Le soleil est haut, éclatant, brutal.
Les façades de béton clair et de verre poli, typiques du campus japonais, renvoient une lumière si nette qu’elle en devient presque coupante. Les escaliers métalliques extérieurs, fixés contre l’aile des professeurs, brillent comme des lames chauffées par le jour.
Au milieu de cette clarté uniforme, Séliane Noctelume se déplace, et quelque chose, imperceptible aux yeux humains, s’infléchit autour d’elle.
Ce n’est pas une ombre. Ce n’est pas une magie. C’est une présence nocturne, douce mais distincte, comme un écho de lune oublié en plein midi.
Pour les mortels, elle reste simplement élégante, un peu trop calme peut-être.
Mais pour toute créature non humaine, sensible aux nuances que le jour efface, son aura s’étend comme un reflet de nuit sur l’eau en plein soleil.
La lumière autour d’elle semble légèrement moins agressive. Les contours du monde se font un souffle plus feutré. La chaleur du béton lui-même semble hésiter à la toucher.
Son papillon translucide, lui aussi, révèle alors une nature différente : sous le soleil, la lumière passe à travers lui, mais pour un œil non humain, elle se plie légèrement, comme sous l’influence d’une lueur lunaire invisible.
Elle tient un sac de papier rempli de figues entre son buste et le creux de son bras gauche, un autre fruit dans la main droite.
La pulpe sombre qu’elle goûte ne reflète pas le soleil : elle l’absorbe, comme un murmure de crépuscule dans un monde trop brillant.
Elle avance.
Un bruit sec éclate soudain : frt...ploc... et une boule de papier roule jusqu’à ses pieds.
Elle relève les yeux, et son regard se pose sur la balustrade du troisième étage, où un professeur aux cheveux blancs en bataille lutte avec ses notes, sa colère et sa fatigue. Sa frustration crépite dans l’air comme de petites étincelles.
Pour un humain, la scène est banale. Pour un non humain, la rencontre entre la nervosité électrique de cet homme et la présence discrètement nocturne de Séliane crée un contraste presque audible.
Elle se penche. Le sac bascule, trois figues roulent.
Et alors, juste un instant, à peine un souffle, sa présence semble atténuer la lumière du soleil autour d’elle. Un minuscule repli de jour. Une respiration nocturne. Rien de visible… mais tout à fait sensible pour ceux qui disposent de sens plus vastes.
Le papillon, lui, descend lentement, ses ailes iridescentes laissant une traînée si ténue qu’elle n’existe pas pour les humains, juste un tremblement subtil dans l’air, comme un frisson de nuit.
La fée royale se faisant passer pour une humaine ramasse d’abord les figues, puis la boule de papier.
La manière dont elle déplie la feuille est silencieuse, lente, presque liturgique. Quelques mots. Une maladie végétale. Une urgence. Une peur.
La feuille semble soudain perdre sa nervosité dans ses mains, comme si, là encore, son aura nocturne laissait retomber la colère dont elle était imprégnée.
Elle referme la page. Lève le visage.
Le soleil frappe son profil… mais refuse d’en ternir la douceur. Autour d’elle, pour des yeux non humains, sa silhouette est cerclée d’une lueur subtile, pas lumineuse, mais ombrée, comme si une nuit discrète persistait tout autour d’elle malgré le jour.
La jeune femme s’avance. Trois pas. À l’endroit exact où, si l’homme se penche, il ne pourra manquer sa présence, même si une part de lui aura peut-être l’impression de la "remarquer" avant de la voir.

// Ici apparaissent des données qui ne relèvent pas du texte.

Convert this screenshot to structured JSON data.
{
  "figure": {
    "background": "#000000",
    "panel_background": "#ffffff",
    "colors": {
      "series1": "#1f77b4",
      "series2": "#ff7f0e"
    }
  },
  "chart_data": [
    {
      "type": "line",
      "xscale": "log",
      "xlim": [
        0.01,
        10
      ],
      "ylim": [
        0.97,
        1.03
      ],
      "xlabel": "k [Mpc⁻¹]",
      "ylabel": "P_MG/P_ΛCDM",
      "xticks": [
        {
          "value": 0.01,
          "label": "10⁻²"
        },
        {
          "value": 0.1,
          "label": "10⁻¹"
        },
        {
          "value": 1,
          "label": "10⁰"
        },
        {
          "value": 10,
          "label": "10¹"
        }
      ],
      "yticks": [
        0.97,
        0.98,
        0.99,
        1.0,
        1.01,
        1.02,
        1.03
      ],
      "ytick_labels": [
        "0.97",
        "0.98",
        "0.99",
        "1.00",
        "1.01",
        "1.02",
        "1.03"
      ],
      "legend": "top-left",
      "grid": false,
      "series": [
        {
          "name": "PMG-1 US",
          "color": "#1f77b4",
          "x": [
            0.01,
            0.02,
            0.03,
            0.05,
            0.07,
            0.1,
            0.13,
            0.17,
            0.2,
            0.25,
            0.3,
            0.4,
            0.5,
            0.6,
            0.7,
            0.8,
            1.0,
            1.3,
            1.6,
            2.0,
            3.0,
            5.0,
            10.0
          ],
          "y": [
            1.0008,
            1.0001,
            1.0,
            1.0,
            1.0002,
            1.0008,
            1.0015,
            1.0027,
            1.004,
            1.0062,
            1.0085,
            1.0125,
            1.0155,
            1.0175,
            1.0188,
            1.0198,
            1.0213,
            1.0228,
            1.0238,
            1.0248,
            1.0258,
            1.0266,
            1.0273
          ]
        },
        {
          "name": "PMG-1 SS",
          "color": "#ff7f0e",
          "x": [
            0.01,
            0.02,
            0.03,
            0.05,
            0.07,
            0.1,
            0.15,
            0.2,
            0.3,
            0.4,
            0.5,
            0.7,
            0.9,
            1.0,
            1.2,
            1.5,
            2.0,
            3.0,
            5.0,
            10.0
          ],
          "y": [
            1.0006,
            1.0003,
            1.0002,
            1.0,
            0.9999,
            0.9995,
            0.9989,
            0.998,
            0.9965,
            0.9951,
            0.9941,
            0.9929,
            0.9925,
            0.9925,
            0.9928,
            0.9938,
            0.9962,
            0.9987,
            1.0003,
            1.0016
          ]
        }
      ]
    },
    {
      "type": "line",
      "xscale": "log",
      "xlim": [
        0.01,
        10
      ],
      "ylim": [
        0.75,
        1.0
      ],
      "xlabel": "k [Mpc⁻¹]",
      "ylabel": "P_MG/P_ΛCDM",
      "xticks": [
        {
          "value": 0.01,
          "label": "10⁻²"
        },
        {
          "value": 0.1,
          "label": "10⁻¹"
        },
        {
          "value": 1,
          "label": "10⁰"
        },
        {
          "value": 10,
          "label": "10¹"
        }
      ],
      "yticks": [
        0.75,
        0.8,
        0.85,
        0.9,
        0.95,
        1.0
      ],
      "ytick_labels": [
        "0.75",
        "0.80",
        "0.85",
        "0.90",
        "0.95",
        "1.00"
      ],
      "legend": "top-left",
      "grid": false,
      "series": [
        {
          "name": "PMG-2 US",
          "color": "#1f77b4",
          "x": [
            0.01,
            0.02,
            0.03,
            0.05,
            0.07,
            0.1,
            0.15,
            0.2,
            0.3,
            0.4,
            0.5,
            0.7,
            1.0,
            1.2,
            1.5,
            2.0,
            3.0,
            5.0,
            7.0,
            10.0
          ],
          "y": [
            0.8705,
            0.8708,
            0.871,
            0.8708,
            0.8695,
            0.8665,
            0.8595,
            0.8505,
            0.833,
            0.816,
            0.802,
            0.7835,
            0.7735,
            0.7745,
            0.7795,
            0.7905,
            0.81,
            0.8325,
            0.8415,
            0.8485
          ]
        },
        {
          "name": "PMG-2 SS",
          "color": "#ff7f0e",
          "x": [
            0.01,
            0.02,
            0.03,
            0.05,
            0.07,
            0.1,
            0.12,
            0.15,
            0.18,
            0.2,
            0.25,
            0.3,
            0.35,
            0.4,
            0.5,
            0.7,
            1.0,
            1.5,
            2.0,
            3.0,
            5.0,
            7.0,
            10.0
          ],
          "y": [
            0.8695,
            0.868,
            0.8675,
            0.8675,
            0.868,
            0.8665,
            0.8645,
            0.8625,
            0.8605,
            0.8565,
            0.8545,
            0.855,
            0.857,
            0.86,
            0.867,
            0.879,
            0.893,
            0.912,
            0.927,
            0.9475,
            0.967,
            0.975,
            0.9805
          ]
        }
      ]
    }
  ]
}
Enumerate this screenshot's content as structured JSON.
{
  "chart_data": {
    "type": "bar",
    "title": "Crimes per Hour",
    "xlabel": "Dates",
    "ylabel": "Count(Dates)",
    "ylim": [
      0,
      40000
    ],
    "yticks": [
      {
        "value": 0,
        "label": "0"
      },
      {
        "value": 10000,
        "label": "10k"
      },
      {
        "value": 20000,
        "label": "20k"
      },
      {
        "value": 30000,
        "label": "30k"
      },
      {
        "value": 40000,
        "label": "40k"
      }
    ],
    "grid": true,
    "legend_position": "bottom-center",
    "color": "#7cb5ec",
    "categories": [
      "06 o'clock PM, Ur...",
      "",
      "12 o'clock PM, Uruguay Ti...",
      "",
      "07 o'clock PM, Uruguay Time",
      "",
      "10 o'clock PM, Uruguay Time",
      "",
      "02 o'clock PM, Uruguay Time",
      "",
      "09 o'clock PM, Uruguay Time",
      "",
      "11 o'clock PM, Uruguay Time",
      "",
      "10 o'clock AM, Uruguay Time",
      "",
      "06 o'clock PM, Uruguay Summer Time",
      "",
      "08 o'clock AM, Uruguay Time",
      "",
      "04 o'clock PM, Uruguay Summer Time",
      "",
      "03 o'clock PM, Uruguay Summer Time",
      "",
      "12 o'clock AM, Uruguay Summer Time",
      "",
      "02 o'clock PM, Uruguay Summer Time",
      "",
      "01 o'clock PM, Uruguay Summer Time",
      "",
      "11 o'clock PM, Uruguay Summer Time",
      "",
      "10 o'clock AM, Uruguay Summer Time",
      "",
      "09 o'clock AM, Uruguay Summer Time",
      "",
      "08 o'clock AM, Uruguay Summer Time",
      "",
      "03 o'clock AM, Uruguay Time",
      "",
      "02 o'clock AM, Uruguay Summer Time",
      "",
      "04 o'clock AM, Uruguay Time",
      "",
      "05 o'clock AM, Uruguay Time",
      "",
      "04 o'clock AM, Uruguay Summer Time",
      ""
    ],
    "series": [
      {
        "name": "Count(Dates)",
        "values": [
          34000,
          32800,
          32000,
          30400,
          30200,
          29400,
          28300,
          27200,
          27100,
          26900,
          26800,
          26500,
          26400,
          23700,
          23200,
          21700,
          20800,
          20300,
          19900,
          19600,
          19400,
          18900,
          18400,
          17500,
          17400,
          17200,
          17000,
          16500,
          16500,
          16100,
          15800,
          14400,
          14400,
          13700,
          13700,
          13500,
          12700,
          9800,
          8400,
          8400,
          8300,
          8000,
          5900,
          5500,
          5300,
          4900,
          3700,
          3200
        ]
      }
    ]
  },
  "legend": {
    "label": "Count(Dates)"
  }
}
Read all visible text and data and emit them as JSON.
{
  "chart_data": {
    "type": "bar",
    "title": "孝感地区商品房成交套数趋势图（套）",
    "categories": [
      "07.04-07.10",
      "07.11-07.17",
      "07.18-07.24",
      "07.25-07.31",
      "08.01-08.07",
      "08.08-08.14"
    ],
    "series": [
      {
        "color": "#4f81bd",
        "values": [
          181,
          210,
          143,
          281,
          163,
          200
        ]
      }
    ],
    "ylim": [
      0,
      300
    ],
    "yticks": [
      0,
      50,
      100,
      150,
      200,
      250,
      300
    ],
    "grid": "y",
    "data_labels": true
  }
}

Sa voix s’élève alors, douce mais portée par une résonance calme :
"Monsieur…"
Un souffle. Une note suspendue, étrange, comme si le son avait une ombre.
La professeure lève la feuille.
"Je pense que vous cherchiez ceci."
Le papillon se stabilise à côté d’elle, ses ailes renvoyant une lueur pâle qu’aucune lumière solaire ne devrait produire. Une trace de nuit dans le plein midi.
Et dans cette cour brûlante, bordée de béton et d’acier, Séliane Noctelume est la seule chose qui semble appartenir au crépuscule.